Shortly after creating In Romaunce, I started to feel as though the blog would be more generative -- not to mention fun! -- if it had more voices than just my own, and so I asked my good friend Kristi Castleberry if she'd like to become a co-author. I am grateful beyond words that she said yes. I could not have asked for a more generous, insightful, hilarious, and kind co-conspirator. I have had such a fantastic time working with her in this space, and my writing (both here and elsewhere) is so much better because of her friendship and collegial spirit. Transitions like these always bring about some wistfulness, but I know that Kristi and I will be co-conspiring for years to come if not here, then elsewhere!
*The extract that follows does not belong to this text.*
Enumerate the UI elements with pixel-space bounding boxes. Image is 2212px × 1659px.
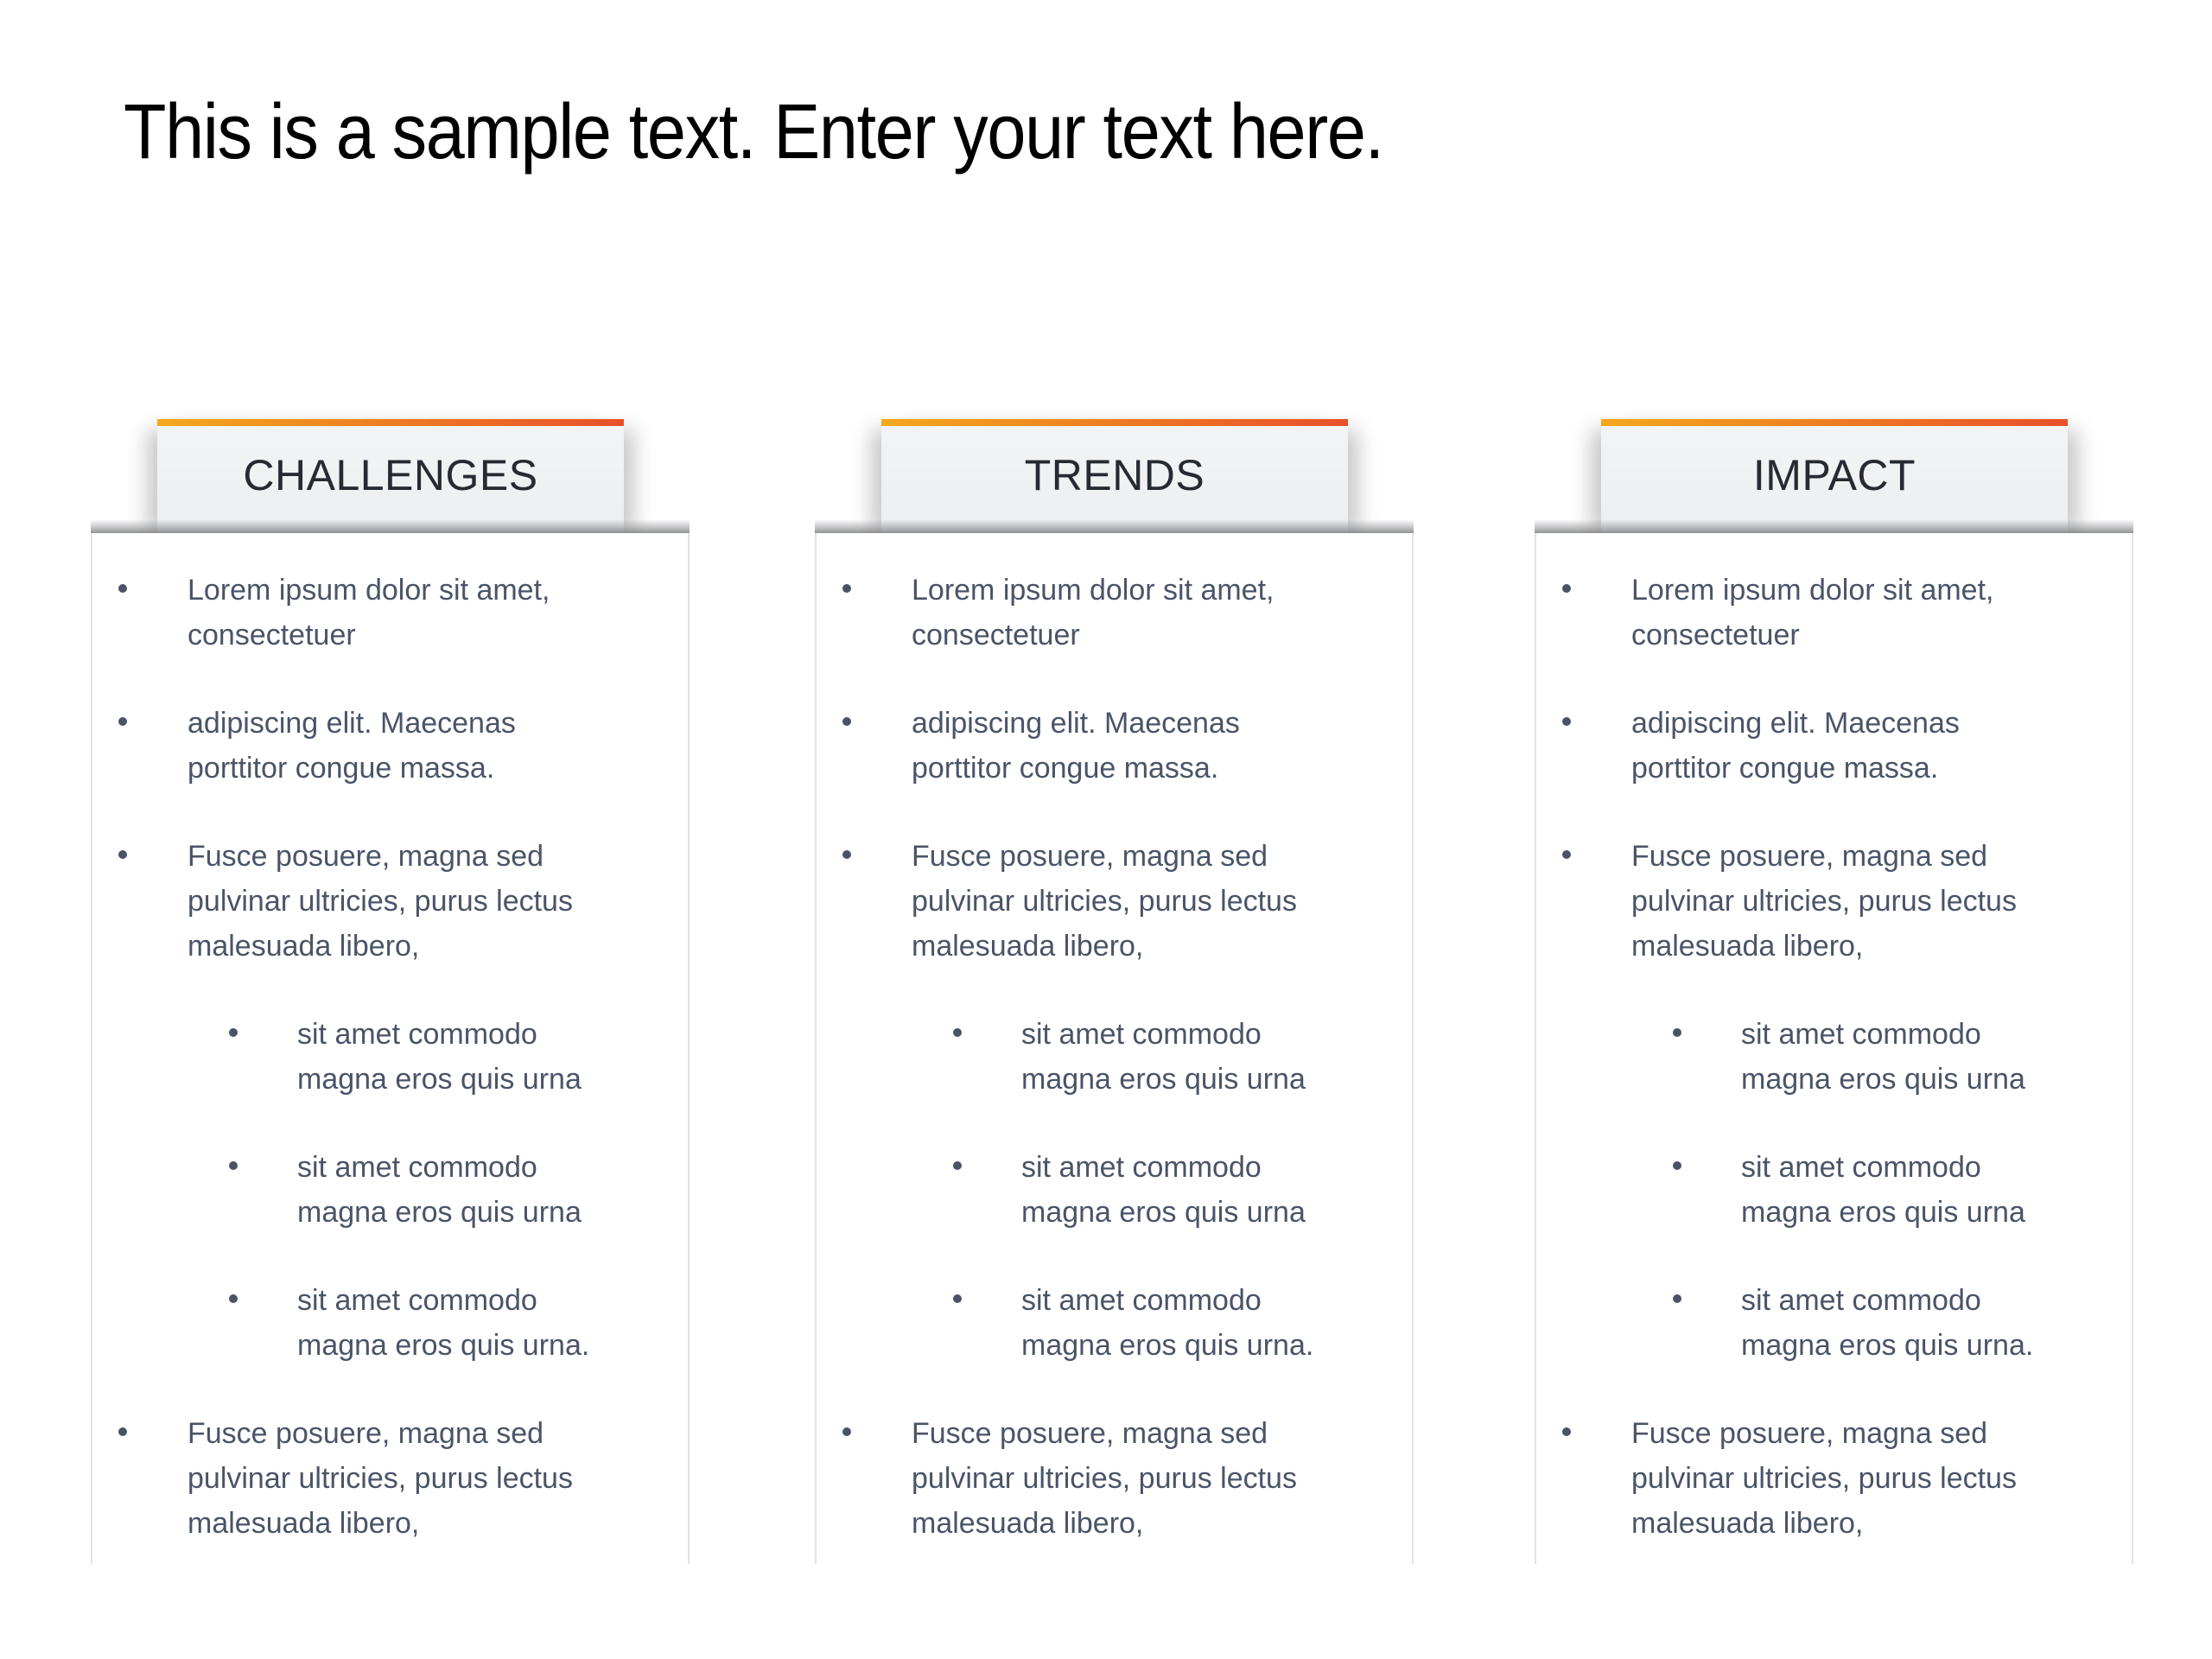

In the Middle was and is a very special source of inspiration for me, and so I am nothing short of thrilled and delighted to be joining forces with Jeffrey, Karl, Jonathan, and Mary Kate as Blogger #5. But before I officially hoist the sails and head over to ITM, I want to share with all of you some truly exciting news about In Romaunce: it's new blogger!
It is a complete delight to say that Kara McShane -- a dear friend and brilliant colleague -- will now be the co-blogger at In Romaunce. She does fascinating work with Middle English romance, travel writing, medievalism, and the digital humanities, and I cannot wait to see what she writes about here. Please join me in welcoming her!
Kara L. McShane is Assistant Professor of English at Ursinus College, where she specializes in medieval literature and digital humanities. She received her Ph.D. from the University of Rochester in 2014. Her research interests include Middle English romance and dream vision, travel writing, cultural translation, and digital pedagogy; she is especially interested in the intersections between writing and the vernacular in medieval English culture.
Her work has appeared in the South Atlantic Review, The Once and Future Classroom, and Studies in Medievalism. She is presently at work on her first book, tentatively titled Exotic Documents and Vernacular Anxieties in Late Medieval England. In it, she examines instances of non-English writing across a range of Middle English narratives, arguing that these moments of writing create space for authors to express anxieties about writing as a means of memorialization and about the vernacular as a medium. The fascination with writing within Middle English literature, she argues, is central to understanding the relationship between language and national identity.
Kara’s interest in the development of English identity in the Middle Ages has led very naturally to an interest in medievalism, particularly how “the medieval” is deployed to address contemporary social and political issues. She is the general editor of Visualizing Chaucer, a Robbins Library Digital Project, and has contributed to The Camelot Project. She also serves as an assistant editor for medievally speaking, an open-access review journal supported by the International Society for the Study of Medievalism.
As “the medievalist” of her department, Kara teaches on all manner of medieval topics. Recent offerings have included courses on medieval & early modern travel writing, medieval women, and medieval romance. She also teaches a course called Structure of the English Language, which combines advanced grammar and history of English and is quite a lot of fun.
Kara shares her home and her fascination with all things medieval with her wife Karen, three chinchillas, and a grumpy but very handsome cat named Severus.